Energiespargedanke bei der Hauseinrichtung

Sich beim Bau eines Eigenheims für ein Energiesparhaus zu entscheiden, hat gute Gründe. Oftmals ist das Geldsparen bei der Energieversorgung angesichts stetig steigender Strom-, Gas- und Ölpreise ein wichtiger Grund, in den meisten Fällen fließt in diese Überlegung aber auch der Wunsch, dank eines Energiesparhauses einen aktiven Beitrag zum Umweltschutz zu leisten, ein.

Und deshalb kommen beim Energiesparhaus nicht nur Kombinationen aus energiesparenden Baukonzepten in den elementaren Bereichen der Stromversorgung, der Heizwärmeerzeugung sowie der Minimierung des Energieverlustes zum Tragen, sondern auch der Wunsch, nur auf solche Baumaterialien zu setzen, die ökologisch sinnvoll hergestellt wurden.

 

Diese Ambition ist wirklich förder- und bewundernswert und sicher ein wichtiger Schritt in die richtige Umweltrichtung.
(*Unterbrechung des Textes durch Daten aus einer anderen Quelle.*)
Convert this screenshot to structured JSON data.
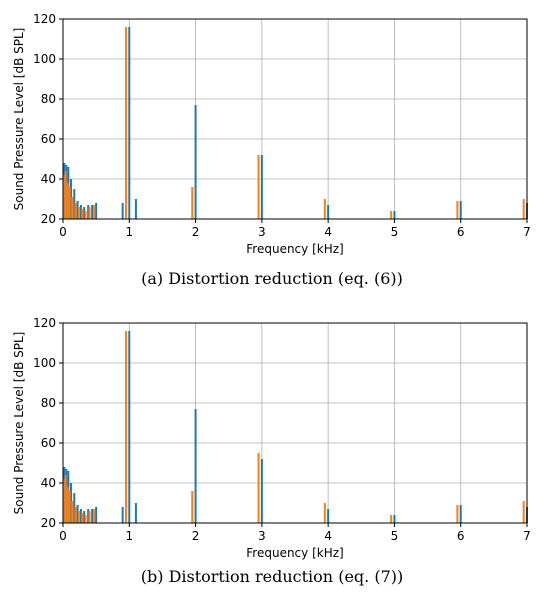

Allerdings endet diese ökologische Würdigung des Hausbaus meistens an dem Punkt, wo dieser im Trockenausbau abgeschlossen ist.

 

Doch das muss nicht sein, denn Ökologie lässt sich zwar mit einem Energiesparhaus wunderbar realisieren, darf aber getrost bei der Inneneinrichtung weiter fortgeführt werden.

 

Langlebiger Kunststoff oder natürliches Holz?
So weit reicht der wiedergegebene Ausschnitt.